What does it mean to be Gluten-Free?
It’s estimated that 1 in 133 Canadians or 250,000 people have celiac disease (and it’s growing) and approximately 3 million Americans. It’s a lifelong, genetically based disorder that occurs when gluten – a protein found in wheat, rye and barley – triggers an abnormal immune response that damages the lining of the small intestine interfering with the absorption of vital nutrients. It can be painful and debilitating.
Symptoms can include anemia, diarrhea, arthritis, intense abdominal pain, weight loss and, in children, delayed growth. But most people have symptoms that are subtler, such as bloating, excess gas or fatigue.
People who have gluten ‘sensitivity’ will also benefit from a gluten-free diet. These people test negative for celiac disease but react poorly to gluten and may report abdominal pain, headaches, irritability, depression and chronic fatigue. There’s no evidence, however, that following a gluten-free diet will promote weight loss or offer any health benefit beyond helping gluten-sensitive people. So it’s not a miracle fad diet.
(here’s a quick video to watch about the Wheat Molecule and why Eating Right is way more important than “Working Out”)
If you decide to drop gluten from your diet, be sure to include gluten-free whole grains such as brown rice, QUINOA, amaranth, and millet to help you get your daily fibre, vitamins, minerals and antioxidants. These are superstar grains. I for one, live on quinoa daily. Don’t fall into the trap of filling up on gluten-free breads, bagels, cookies and snack foods. THESE ARE JUNK!! Processed junk food that you pay dearly for. Many of these foods are refined and have been stripped of fibre and nutrients. And unlike wheat flour, these products are not fortified with vitamins and minerals. Many are also higher in carbohydrates and sodium.
Gluten-free diets tend to be low in fibre because wheat bran – a major source of fibre – is off limits to people suffering from celiac disease. I can’t stress this enough that it is absolutely critical to increase your GREEN VEGGIE
intake (green smoothies make it really easy) and to also include two tablespoons of ground flax seed or chia seeds
into your daily diet with a conscious effort to drink 6-8 glasses of fresh spring water a day.
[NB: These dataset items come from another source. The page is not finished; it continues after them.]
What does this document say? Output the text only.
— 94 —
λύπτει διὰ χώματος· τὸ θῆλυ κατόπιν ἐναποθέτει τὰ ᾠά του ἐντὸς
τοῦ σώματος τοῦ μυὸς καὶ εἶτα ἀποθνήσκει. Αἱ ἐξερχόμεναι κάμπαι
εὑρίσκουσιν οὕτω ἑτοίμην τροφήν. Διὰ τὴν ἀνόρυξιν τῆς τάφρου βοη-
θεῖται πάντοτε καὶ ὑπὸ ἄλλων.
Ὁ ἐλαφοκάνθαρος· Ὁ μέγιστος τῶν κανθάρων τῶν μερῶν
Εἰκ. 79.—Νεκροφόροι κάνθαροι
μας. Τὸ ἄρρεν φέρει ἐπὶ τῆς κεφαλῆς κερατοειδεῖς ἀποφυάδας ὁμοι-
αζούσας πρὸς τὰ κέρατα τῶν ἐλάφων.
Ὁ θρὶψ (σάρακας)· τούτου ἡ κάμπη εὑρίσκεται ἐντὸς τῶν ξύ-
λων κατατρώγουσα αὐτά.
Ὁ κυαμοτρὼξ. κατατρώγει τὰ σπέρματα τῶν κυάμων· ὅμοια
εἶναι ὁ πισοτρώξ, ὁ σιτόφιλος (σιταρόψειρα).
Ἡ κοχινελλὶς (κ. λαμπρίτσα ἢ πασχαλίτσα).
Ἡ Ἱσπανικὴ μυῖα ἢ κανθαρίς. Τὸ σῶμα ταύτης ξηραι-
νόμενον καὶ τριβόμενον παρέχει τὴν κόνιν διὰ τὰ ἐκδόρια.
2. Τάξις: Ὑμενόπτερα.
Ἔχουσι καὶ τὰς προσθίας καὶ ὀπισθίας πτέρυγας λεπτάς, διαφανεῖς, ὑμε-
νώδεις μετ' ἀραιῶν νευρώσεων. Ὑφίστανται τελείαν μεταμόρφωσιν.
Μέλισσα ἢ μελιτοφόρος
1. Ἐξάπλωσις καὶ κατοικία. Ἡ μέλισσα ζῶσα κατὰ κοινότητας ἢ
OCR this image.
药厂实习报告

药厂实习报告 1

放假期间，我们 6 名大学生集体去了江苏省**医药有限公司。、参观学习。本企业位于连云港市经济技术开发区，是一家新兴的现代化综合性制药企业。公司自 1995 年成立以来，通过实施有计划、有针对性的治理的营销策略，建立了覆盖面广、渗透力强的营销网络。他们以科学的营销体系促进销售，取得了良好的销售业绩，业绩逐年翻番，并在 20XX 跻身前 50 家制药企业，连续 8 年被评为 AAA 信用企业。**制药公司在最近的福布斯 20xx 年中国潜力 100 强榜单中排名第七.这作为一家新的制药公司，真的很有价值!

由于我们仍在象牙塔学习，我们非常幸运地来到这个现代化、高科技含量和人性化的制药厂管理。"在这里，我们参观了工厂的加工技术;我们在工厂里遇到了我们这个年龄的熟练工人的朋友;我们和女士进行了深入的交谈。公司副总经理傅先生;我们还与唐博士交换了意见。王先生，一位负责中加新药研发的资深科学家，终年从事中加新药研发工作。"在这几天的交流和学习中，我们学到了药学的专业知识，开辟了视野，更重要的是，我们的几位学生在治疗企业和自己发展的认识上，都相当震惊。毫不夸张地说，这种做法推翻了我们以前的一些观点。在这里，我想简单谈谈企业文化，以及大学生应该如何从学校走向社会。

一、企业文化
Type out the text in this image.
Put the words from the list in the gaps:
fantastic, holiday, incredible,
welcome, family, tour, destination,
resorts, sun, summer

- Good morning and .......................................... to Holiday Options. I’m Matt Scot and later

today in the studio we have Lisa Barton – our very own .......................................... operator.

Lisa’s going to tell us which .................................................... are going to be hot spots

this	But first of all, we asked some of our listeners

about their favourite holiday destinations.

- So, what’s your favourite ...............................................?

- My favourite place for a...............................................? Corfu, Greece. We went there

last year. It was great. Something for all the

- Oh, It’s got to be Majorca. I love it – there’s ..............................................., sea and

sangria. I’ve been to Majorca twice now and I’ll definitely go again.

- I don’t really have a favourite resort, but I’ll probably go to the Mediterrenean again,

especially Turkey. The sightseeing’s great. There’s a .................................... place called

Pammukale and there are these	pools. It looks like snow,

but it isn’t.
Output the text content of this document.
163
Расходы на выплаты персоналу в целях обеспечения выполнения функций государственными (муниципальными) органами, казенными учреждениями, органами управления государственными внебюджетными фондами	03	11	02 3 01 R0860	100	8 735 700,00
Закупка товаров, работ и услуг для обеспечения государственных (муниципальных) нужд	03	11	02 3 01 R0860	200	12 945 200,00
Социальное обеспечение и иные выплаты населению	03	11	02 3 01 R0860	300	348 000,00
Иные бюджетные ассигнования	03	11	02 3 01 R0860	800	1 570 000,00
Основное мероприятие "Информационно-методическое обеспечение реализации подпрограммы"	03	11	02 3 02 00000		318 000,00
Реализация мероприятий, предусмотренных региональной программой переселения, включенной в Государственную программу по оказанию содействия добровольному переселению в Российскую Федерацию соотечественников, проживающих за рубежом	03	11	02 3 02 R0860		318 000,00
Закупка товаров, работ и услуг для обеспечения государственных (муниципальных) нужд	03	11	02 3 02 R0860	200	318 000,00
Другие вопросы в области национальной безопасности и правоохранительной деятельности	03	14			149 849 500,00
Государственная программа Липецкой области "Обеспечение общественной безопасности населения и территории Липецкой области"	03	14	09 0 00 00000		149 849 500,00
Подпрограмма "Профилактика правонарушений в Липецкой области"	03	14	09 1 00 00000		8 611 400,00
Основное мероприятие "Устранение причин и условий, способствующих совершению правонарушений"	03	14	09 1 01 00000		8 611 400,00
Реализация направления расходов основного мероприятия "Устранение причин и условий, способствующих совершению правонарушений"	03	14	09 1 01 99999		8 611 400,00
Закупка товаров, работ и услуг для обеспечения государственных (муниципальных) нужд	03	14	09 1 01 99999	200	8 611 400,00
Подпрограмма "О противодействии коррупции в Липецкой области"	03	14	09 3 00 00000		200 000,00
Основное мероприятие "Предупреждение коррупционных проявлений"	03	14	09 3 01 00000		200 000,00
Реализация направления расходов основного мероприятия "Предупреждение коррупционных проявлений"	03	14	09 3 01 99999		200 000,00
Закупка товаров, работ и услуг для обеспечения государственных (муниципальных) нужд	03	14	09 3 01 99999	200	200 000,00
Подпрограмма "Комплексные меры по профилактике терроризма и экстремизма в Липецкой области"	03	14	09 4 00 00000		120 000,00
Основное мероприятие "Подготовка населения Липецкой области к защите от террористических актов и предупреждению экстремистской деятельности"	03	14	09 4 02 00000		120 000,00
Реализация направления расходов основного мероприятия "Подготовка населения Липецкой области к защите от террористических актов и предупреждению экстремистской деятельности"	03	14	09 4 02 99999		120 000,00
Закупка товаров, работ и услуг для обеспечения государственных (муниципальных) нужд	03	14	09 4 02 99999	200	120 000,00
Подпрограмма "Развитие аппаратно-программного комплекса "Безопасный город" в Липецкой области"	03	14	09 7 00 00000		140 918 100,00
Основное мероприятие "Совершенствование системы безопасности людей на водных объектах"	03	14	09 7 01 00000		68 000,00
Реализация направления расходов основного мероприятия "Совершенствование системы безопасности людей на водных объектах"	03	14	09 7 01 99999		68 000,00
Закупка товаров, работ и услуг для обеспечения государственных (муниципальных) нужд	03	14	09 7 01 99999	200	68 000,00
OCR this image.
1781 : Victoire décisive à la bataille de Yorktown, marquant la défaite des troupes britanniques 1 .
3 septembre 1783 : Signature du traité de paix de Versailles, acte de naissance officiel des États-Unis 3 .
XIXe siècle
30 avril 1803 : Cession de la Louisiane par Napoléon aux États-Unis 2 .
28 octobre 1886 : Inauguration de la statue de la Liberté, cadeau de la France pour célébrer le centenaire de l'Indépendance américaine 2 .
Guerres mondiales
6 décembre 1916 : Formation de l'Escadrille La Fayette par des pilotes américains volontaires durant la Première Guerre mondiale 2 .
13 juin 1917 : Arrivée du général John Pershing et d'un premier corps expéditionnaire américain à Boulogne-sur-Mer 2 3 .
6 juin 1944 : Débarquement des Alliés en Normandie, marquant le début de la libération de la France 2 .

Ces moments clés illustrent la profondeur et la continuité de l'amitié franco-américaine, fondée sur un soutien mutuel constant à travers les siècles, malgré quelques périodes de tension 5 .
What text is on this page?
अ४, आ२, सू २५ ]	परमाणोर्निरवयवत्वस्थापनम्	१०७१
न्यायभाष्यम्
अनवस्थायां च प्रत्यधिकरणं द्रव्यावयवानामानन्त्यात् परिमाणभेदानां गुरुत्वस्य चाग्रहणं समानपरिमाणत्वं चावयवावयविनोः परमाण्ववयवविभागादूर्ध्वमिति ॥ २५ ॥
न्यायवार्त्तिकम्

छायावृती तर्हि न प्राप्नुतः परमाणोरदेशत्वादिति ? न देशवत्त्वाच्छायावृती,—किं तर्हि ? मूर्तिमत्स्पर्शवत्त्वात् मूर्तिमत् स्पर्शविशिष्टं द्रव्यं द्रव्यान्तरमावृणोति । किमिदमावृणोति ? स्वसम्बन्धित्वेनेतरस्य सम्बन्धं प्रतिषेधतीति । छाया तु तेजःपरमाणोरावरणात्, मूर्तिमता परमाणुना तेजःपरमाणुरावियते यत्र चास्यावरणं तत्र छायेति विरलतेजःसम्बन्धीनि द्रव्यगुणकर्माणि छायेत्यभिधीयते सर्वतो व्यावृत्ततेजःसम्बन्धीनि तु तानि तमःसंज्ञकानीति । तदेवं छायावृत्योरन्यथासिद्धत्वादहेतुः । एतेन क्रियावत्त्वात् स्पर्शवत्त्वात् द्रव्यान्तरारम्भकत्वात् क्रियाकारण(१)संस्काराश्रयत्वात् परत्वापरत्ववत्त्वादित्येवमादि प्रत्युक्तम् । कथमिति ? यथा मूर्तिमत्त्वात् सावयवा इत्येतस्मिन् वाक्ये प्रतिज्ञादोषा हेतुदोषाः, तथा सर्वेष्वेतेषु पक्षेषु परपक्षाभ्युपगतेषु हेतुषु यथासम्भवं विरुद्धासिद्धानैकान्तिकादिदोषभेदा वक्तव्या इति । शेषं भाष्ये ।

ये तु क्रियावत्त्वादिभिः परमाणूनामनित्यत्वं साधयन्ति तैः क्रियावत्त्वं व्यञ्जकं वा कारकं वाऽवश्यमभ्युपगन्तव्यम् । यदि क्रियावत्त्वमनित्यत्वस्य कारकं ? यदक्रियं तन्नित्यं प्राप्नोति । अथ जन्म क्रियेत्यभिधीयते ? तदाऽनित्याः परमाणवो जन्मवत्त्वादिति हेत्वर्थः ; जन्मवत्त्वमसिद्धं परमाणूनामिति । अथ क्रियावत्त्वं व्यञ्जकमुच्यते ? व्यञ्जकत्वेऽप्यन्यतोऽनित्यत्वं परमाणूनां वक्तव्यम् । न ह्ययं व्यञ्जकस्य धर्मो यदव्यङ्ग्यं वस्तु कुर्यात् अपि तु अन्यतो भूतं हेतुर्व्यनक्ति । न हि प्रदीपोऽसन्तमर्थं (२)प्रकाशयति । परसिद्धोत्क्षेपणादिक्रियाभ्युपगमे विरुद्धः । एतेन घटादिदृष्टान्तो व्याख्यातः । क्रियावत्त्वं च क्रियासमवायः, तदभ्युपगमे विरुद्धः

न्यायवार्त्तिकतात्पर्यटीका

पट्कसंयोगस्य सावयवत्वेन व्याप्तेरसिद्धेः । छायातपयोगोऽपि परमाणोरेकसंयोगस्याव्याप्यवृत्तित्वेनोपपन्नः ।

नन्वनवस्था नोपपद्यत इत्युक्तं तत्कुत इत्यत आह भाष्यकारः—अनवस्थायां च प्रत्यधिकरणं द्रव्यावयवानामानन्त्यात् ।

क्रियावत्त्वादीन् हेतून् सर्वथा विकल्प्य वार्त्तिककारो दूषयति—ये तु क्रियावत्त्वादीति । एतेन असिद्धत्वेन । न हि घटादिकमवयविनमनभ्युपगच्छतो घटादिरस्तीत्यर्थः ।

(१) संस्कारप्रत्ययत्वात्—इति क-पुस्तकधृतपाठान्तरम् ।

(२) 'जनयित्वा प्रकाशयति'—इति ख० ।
Legumes and lentils are also high fibre foods and awesome for a gluten-free diet. Eating at least three organic fruit servings every day will boost your fibre intake, too.
The best course of action is to be diligent with a healthy whole food diet and to try to repair the damage in the small intestine. A diet centred with a variety of leafy greens and better yet, green smoothies that will provide the much needed vitamins and minerals that your body has gone without due to the chronic inflammation in your small intestine (and hence, stops the absorption of vitamins and minerals).